A grande diferença é que, claro, não há aplicador e os dedos têm mesmo de entrar com o copo dobrado no canal vaginal. “Quem usa tampão tem de esquecer um bocadinho a forma como o coloca. Porque a ideia mental que temos do nosso canal é que ele aponta para cima”, começa por explicar Elizabete, reforçando: “O nosso canal não é direto ao colo do útero. A partir da entrada da vagina ele desce em direção ao ânus, por isso quando o apontamos para o fundo das costas, ele encaixa perfeitamente”.

Isabel Girão, antiga desportista, sublinha ainda que este deve ficar muito mais baixo no canal vaginal, em comparação com um tampão com aplicador. “Quando ele chega ao sítio que deve ser colocado, os dedos abrem, o copo desfaz a dobra e vai ajustar-se ao canal”, conclui. Uma boa dica para perceber se está completamente aberto é ir colocando um dedo à volta do copo. Se não encontrar falhas ou dobras e não o sentir, conseguiu. Caso não, tente outra vez. “Se o sentimos, está mal colocado. A mulher só tem sensibilidade no terço inferior do canal vaginal, em cima não tem. E a sua base deve ficar quatro, cinco centímetros acima no canal vaginal, com a haste na pontinha, mas no interior”.

Dicas para remover

Relaxar, relaxar e relaxar é a palavra de ordem. Repetir a posição (cócoras ou sentada) e tentar alcançar a haste do copo. Não serve para puxar, mas sim para ajudar a situar a base do copo, que deve ser lentamente retirado, apertando ligeiramente um dos lados para libertar o vácuo e empurrando com movimentos pélvicos. Ao contrário do que se possa pensar, é raro o copo verter o fluxo. Depois, basta colocar na sanita, passar o copo por água na torneira e voltar a colocar.
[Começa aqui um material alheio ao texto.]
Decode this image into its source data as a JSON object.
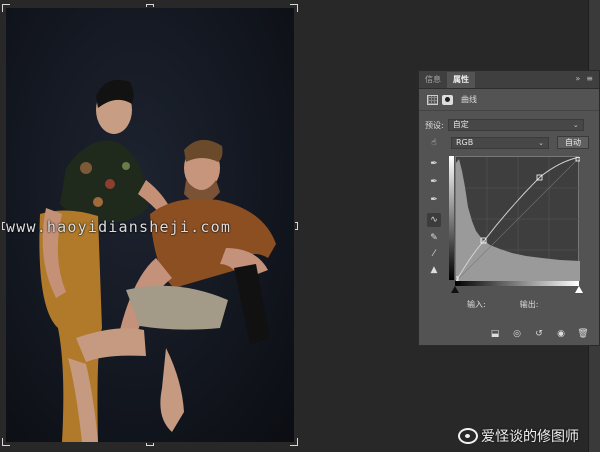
{
  "panel": {
    "tabs": [
      {
        "label": "信息",
        "active": false
      },
      {
        "label": "属性",
        "active": true
      }
    ],
    "tab_controls": {
      "collapse": "»",
      "menu": "≡"
    },
    "adjustment_title": "曲线",
    "preset_label": "预设:",
    "preset_value": "自定",
    "channel_value": "RGB",
    "auto_label": "自动",
    "input_label": "输入:",
    "output_label": "输出:"
  },
  "watermark": {
    "text": "www.haoyidiansheji.com"
  },
  "weibo": {
    "text": "爱怪谈的修图师"
  },
  "colors": {
    "panel_bg": "#535353",
    "workspace_bg": "#282828",
    "curve_line": "#c8c8c8"
  },
  "icons": {
    "tools": [
      "target-adjust-icon",
      "black-eyedropper-icon",
      "gray-eyedropper-icon",
      "white-eyedropper-icon",
      "curve-points-icon",
      "pencil-icon",
      "smooth-icon",
      "clipping-warning-icon"
    ],
    "bottom": [
      "clip-to-layer-icon",
      "view-previous-icon",
      "reset-icon",
      "visibility-icon",
      "trash-icon"
    ]
  }
}
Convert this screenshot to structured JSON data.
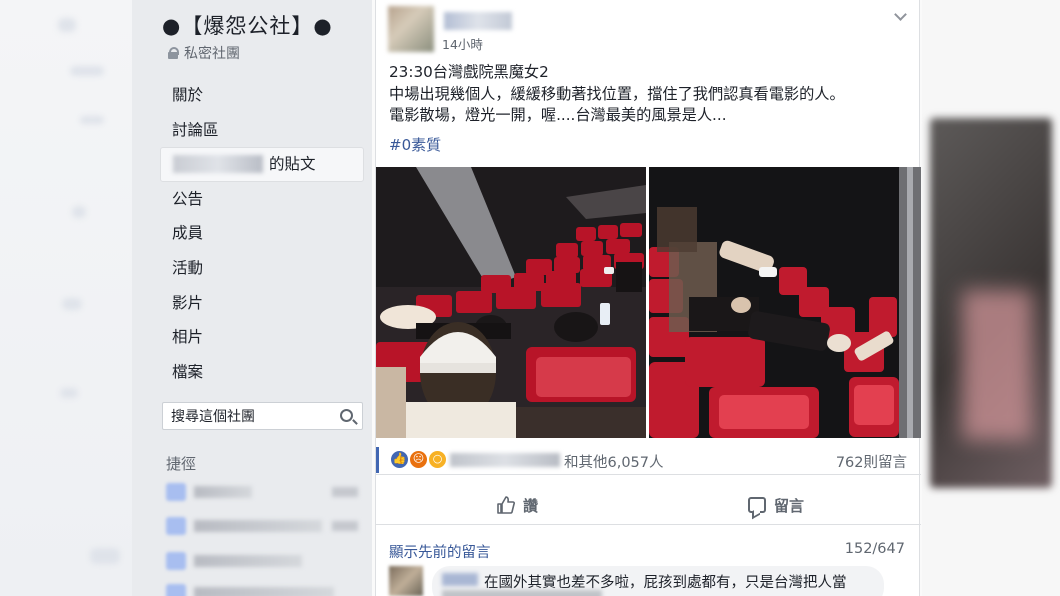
{
  "group": {
    "title": "●【爆怨公社】●",
    "privacy": "私密社團"
  },
  "sidebar": {
    "items": [
      {
        "label": "關於"
      },
      {
        "label": "討論區"
      },
      {
        "label": "的貼文",
        "active": true
      },
      {
        "label": "公告"
      },
      {
        "label": "成員"
      },
      {
        "label": "活動"
      },
      {
        "label": "影片"
      },
      {
        "label": "相片"
      },
      {
        "label": "檔案"
      }
    ],
    "search_placeholder": "搜尋這個社團",
    "shortcuts_heading": "捷徑"
  },
  "post": {
    "timestamp": "14小時",
    "lines": [
      "23:30台灣戲院黑魔女2",
      "中場出現幾個人，緩緩移動著找位置，擋住了我們認真看電影的人。",
      "電影散場，燈光一開，喔....台灣最美的風景是人..."
    ],
    "hashtag": "#0素質",
    "reactions": {
      "icons": [
        "like-icon",
        "angry-icon",
        "wow-icon"
      ],
      "others_text": "和其他6,057人",
      "comment_count": "762則留言"
    },
    "actions": {
      "like_label": "讚",
      "comment_label": "留言"
    },
    "comments": {
      "previous_label": "顯示先前的留言",
      "count": "152/647",
      "first_text": "在國外其實也差不多啦，屁孩到處都有，只是台灣把人當"
    }
  },
  "colors": {
    "link": "#385898",
    "like_blue": "#4267b2",
    "sidebar_bg": "#e9ebee",
    "seat_red": "#c41a2e"
  }
}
Caso o copo suba no canal vaginal, não há motivos para preocupações, muito menos para idas ao médico, reforçam as entrevistadas. A lei da gravidade é soberana e com a ajuda de umas contrações pélvicas, este irá sempre sair.

Limpar e guardar

Mãos limpas, um tachinho próprio para ferver o copo menstrual durante dez minutos, no início e fim do ciclo, são os únicos requisitos. Há quem adicione ainda um pouco de bicarbonato de sódio para o ir branqueando. No final do ciclo, basta guardá-lo no saco próprio em que vem.

Cada marca tem os seus próprios produtos complementares que ajudam a higienizar o copo, como um sabonete líquido natural e sem cheiro, que pode servir para lavar o copo e as mãos, e ainda toalhitas que podem ajudar quem muda o copo fora de casa. Caso surja a necessidade de o trocar numa casa de banho pública, o segredo é despejar o fluxo para a sanita, levar uma garrafa de água, limpá-lo e voltar a inserir.

 

Pré-adolescentes menstruadas, também podem?
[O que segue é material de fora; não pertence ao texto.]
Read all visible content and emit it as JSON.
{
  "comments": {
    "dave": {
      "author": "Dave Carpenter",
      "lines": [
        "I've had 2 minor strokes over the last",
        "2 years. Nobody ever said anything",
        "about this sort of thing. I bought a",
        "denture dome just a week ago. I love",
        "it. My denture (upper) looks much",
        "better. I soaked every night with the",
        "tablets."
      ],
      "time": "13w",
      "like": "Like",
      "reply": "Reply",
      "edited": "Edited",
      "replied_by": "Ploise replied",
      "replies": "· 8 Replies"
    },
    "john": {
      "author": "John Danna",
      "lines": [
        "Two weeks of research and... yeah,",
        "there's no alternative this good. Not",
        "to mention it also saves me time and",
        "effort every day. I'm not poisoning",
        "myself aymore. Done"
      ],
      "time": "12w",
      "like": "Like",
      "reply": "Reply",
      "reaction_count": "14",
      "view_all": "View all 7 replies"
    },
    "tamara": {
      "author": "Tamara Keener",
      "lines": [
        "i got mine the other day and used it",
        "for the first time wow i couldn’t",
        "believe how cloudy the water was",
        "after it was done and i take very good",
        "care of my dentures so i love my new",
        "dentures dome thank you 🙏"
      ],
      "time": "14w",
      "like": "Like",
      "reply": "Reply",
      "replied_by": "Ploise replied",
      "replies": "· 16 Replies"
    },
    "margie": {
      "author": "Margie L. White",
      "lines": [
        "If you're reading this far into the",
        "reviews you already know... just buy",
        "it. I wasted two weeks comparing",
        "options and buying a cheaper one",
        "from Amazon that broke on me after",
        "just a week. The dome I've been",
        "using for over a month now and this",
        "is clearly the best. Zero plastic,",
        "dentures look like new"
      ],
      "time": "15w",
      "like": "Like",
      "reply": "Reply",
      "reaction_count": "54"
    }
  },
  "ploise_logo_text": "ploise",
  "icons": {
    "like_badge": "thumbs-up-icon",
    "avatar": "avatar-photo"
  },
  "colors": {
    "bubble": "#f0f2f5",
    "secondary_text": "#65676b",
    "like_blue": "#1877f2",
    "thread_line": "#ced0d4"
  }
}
Sim. A MeLuna tem um modelo mais pequeno, para meninas com 12, 13 anos, que ainda não tiveram relações sexuais e não estão à vontade com o seu corpo. Pode vir inclusive com um fio para prender na haste e facilitar a remoção. Brevemente, a OrganiCup vai lançar também um modelo juvenil, mais pequeno.
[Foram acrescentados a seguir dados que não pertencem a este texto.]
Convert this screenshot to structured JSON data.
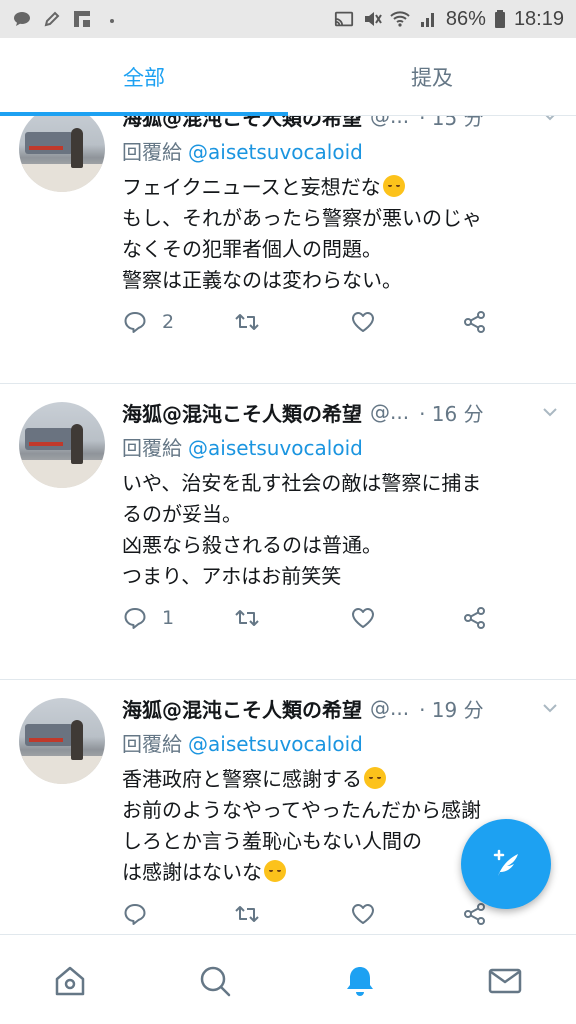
{
  "status_bar": {
    "battery": "86%",
    "time": "18:19",
    "left_icons": [
      "chat-bubble-icon",
      "pen-icon",
      "flipboard-icon",
      "dot-icon"
    ],
    "right_icons": [
      "cast-icon",
      "mute-icon",
      "wifi-icon",
      "signal-icon",
      "battery-icon"
    ]
  },
  "tabs": [
    {
      "label": "全部",
      "active": true
    },
    {
      "label": "提及",
      "active": false
    }
  ],
  "tweets": [
    {
      "display_name": "海狐@混沌こそ人類の希望",
      "handle": "@...",
      "time": "· 15 分",
      "reply_prefix": "回覆給",
      "reply_to": "@aisetsuvocaloid",
      "lines": [
        "フェイクニュースと妄想だな",
        "もし、それがあったら警察が悪いのじゃ",
        "なくその犯罪者個人の問題。",
        "警察は正義なのは変わらない。"
      ],
      "reply_count": "2"
    },
    {
      "display_name": "海狐@混沌こそ人類の希望",
      "handle": "@...",
      "time": "· 16 分",
      "reply_prefix": "回覆給",
      "reply_to": "@aisetsuvocaloid",
      "lines": [
        "いや、治安を乱す社会の敵は警察に捕ま",
        "るのが妥当。",
        "凶悪なら殺されるのは普通。",
        "つまり、アホはお前笑笑"
      ],
      "reply_count": "1"
    },
    {
      "display_name": "海狐@混沌こそ人類の希望",
      "handle": "@...",
      "time": "· 19 分",
      "reply_prefix": "回覆給",
      "reply_to": "@aisetsuvocaloid",
      "lines": [
        "香港政府と警察に感謝する",
        "お前のようなやってやったんだから感謝",
        "しろとか言う羞恥心もない人間の",
        "は感謝はないな"
      ],
      "reply_count": ""
    }
  ],
  "colors": {
    "accent": "#1da1f2",
    "mention": "#1b95e0",
    "muted": "#657786"
  },
  "bottom_nav": [
    "home-icon",
    "search-icon",
    "notifications-icon",
    "messages-icon"
  ]
}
E quem usa DIU ou anel vaginal?

É compatível, mas todas as marcas entrevistadas aconselham a consulta ou opinião de um ginecologista.

Corro o risco de Síndrome de Choque Tóxico?

O anúncio está em todas as embalagens de pensos higiénicos, tampões e nas marcas de copos menstruais mais cautelosas. O copo menstrual não retira a possibilidade de SCT, até porque este não afeta só mulheres, mas também homens e crianças. Trata-se de uma bactéria que está presente no nosso corpo e que pode produzir toxinas que conduzem a este Síndrome de Choque Tóxico. É muito rara, mas o risco pode ser reduzido com bons hábitos de higiene e respeitando o período máximo aconselhado por cada um destes produtos femininos.